Sam Strong

Personal information
- Full name: Samuel Erik Strong
- Date of birth: August 23, 1996 (age 29)
- Place of birth: Santa Barbara, California, United States
- Height: 6 ft 1 in (1.85 m)
- Position: Center-back

Team information
- Current team: Hougang United

Youth career
- 0000: Real So Cal

College career
- Years: Team / Apps / (Gls)
- 2015–2016: UC Santa Barbara Gauchos / 30 / (2)
- 2017: Coastal Carolina Chanticleers / 14 / (0)

Senior career*
- Years: Team / Apps / (Gls)
- 2017: Ventura County Fusion / 12 / (2)
- 2018–2019: Fresno FC / 17 / (0)
- 2020: Hartford Athletic / 15 / (2)
- 2021: Albion San Diego / 16 / (1)
- 2022: Monterey Bay / 4 / (0)
- 2022: → Central Valley Fuego (loan) / 15 / (0)
- 2023: Central Valley Fuego / 6 / (0)
- 2023–2024: Rajpracha / 23 / (7)
- 2024: Dynamic Herb Cebu / 9 / (1)
- 2025: Life Sihanoukville / 12 / (2)
- 2025–: Hougang United / 0 / (0)

International career
- 2015: United States U23 / 2 / (0)

= Sam Strong (soccer) =

American soccer player

Samuel Erik Strong (born August 23, 1996) is an American soccer player who plays primarily as a center-back for Singapore Premier League club Hougang United.

== Club career ==
===College and amateur career===
Born in Santa Barbara, Strong played youth soccer with Santa Barbara Soccer Club and Real So Cal. He also played one season of high school soccer with San Marcos High School in Santa Barbara where he graduated in 2014. Strong received a scholarship to play college soccer at UC Santa Barbara between 2015 and 2016, where he scored 2 goals in 30 appearances for the Gauchos.
Strong later played one season of soccer at Coastal Carolina University in 2017.

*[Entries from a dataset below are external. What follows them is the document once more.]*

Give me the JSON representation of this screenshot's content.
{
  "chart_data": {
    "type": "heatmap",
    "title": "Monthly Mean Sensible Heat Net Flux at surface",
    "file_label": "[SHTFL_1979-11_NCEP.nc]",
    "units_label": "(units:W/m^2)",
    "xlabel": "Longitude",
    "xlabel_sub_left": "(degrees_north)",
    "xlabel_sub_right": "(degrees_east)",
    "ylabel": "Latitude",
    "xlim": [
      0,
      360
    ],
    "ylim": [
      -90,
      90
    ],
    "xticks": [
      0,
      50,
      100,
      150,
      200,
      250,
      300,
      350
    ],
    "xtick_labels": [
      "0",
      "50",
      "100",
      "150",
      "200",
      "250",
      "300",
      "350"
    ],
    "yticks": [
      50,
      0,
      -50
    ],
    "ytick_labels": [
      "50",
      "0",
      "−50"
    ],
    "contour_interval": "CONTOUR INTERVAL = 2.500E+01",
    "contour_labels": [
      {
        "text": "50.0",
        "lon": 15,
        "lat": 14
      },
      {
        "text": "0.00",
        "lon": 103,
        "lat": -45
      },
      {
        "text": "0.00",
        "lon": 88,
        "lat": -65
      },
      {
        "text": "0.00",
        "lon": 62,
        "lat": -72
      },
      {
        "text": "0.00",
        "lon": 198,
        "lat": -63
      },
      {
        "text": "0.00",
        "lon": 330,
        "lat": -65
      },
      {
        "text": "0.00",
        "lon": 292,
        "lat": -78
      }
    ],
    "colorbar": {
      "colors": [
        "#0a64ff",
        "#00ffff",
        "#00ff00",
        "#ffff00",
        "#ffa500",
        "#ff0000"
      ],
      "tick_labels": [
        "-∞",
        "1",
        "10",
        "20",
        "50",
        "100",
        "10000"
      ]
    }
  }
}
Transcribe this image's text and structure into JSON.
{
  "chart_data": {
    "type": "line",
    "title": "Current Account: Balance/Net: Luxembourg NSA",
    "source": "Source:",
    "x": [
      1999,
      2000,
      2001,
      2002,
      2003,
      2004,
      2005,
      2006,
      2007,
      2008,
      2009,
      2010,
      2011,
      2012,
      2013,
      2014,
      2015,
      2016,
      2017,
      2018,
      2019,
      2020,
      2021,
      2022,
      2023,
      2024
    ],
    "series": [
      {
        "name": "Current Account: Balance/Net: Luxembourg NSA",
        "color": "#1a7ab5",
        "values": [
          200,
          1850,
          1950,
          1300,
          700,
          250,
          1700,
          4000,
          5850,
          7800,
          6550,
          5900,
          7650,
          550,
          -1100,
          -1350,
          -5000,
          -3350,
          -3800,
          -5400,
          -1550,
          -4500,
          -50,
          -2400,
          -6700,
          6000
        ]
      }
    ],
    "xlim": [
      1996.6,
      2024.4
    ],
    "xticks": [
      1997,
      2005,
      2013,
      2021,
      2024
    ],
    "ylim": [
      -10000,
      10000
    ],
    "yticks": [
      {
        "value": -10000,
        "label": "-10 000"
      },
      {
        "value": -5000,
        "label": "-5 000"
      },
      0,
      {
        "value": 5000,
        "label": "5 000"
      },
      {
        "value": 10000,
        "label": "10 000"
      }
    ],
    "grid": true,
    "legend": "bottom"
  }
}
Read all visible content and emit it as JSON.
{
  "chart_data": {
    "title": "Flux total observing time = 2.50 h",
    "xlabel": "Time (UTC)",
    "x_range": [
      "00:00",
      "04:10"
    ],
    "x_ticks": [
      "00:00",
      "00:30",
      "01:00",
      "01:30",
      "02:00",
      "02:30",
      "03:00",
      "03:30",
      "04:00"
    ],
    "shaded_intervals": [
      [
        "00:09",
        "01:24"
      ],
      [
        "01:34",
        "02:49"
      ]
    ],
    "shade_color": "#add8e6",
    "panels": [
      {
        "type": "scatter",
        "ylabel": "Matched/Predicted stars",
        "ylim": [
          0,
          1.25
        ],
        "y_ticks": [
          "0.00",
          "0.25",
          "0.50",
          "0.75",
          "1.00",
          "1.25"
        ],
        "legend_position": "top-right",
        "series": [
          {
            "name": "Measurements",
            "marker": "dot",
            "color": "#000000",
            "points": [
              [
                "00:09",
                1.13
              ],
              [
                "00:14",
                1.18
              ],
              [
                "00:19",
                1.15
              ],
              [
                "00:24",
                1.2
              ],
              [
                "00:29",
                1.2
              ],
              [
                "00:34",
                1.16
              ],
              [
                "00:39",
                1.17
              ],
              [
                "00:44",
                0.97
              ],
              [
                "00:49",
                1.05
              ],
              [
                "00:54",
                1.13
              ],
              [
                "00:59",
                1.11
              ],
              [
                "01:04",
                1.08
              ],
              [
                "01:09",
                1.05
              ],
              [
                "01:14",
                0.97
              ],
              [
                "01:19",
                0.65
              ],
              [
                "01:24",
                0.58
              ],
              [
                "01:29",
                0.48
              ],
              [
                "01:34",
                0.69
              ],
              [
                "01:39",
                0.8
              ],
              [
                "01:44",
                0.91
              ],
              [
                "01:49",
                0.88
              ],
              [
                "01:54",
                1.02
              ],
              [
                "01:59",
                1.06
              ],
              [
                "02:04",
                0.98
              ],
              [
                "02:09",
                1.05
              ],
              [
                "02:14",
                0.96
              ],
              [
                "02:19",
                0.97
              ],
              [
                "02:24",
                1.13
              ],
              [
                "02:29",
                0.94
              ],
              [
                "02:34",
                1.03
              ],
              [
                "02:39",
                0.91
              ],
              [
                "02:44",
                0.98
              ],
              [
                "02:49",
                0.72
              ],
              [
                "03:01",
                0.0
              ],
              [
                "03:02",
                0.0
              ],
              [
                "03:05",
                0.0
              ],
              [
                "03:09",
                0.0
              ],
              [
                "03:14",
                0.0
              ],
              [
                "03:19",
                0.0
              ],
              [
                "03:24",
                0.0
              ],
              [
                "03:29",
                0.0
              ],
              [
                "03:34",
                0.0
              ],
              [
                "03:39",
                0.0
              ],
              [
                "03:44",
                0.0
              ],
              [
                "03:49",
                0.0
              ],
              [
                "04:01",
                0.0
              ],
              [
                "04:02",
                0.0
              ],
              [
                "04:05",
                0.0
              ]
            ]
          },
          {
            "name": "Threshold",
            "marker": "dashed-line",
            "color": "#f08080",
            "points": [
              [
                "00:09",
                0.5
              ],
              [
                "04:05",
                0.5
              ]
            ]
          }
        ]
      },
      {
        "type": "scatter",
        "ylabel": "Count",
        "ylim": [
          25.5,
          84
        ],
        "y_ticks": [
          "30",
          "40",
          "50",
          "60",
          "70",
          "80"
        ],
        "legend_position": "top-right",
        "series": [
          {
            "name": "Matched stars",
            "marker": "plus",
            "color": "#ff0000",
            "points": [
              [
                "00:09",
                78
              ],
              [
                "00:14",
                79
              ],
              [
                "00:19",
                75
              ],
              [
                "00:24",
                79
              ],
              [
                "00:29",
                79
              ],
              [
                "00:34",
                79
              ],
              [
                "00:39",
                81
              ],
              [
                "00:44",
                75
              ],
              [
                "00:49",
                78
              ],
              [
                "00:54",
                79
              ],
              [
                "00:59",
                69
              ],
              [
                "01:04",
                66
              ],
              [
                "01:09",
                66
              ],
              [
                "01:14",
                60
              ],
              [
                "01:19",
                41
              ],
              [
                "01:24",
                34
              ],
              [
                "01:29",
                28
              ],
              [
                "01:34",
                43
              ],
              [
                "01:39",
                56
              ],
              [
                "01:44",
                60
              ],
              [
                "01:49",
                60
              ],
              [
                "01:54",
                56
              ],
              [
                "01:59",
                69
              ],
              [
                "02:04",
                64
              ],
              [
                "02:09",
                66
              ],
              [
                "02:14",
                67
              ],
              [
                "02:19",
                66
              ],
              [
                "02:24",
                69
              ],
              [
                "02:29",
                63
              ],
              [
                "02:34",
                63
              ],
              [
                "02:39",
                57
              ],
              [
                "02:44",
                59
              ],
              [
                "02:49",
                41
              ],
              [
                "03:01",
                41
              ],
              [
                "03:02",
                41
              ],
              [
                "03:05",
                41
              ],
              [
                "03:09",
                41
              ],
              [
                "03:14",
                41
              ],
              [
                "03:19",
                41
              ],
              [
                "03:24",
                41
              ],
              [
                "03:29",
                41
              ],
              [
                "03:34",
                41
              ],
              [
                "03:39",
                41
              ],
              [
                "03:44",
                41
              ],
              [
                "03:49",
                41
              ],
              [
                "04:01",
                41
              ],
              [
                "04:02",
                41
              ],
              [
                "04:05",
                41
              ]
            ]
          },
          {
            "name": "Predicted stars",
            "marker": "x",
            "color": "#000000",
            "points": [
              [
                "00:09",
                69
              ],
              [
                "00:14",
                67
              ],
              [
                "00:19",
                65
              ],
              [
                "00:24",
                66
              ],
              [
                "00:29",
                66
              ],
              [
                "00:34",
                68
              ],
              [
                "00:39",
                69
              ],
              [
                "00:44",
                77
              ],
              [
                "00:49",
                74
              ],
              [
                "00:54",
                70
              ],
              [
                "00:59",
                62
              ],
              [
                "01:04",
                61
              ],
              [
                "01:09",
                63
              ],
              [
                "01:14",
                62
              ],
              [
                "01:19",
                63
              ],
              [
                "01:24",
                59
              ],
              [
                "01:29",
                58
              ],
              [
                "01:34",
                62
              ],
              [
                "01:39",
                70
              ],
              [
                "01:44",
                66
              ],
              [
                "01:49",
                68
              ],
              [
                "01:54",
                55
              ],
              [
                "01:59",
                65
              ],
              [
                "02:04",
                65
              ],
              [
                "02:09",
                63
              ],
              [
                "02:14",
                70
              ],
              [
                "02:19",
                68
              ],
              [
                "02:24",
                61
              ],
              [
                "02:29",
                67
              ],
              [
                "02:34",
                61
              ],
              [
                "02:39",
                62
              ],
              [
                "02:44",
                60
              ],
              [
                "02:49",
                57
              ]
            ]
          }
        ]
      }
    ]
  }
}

While at college, Strong played with USL PDL side Ventura County Fusion in 2015 and 2017.

===Professional===
Strong signed with 2nd division USL Championship side Fresno FC on December 21, 2017, ahead of their inaugural season. He made his professional debut on July 25, 2018, starting in a 0–0 draw with Oklahoma City Energy. At the end of the 2018 USL Championship season, Fresno FC exercised a club option to acquire Strong for the 2019 season.

On December 2, 2019, Strong signed with Hartford Athletic another USL Championship side.
During his time with Hartford Athletic, Strong was the 2020 club defender of the year as voted by the fans.

Strong signed with 3rd division National Independent Soccer Association club San Diego 1904 FC on August 6, 2021, he scored on his debut in a match vs Maryland Bobcats on August 8, 2021.

Strong was announced as a signing for 2nd division USL Championship expansion side Monterey Bay FC on February 14, 2022. Strong returned to Fresno on July 22, 2022, by way of a loan to Central Valley Fuego FC for the remainder of the 2022 USL League One season. His contract option was declined by Monterey Bay at the end of the season.

In January 2023, it was announced that Strong had signed with Central Valley Fuego on a permanent deal. In July 2023 Strong and Central Valley Fuego mutually parted ways. Later that month Strong signed a contract with Rajpracha FC of the Thai League 2, being the first time Strong has played for a team outside of the United States. Strong scored in his Thai FA Cup, Thai League Cup and Thai League debut.
After an impressive season in Thailand, Strong signed with Dynamic Herb Cebu FC in August 2024 to compete in the AFC Champions League 2 and Philippines Football League. Strong started 5 games in the AFC Champions League 2.

On January 1 of 2025, Strong transferred from the Philippines to Life FC of the Cambodian Premier League.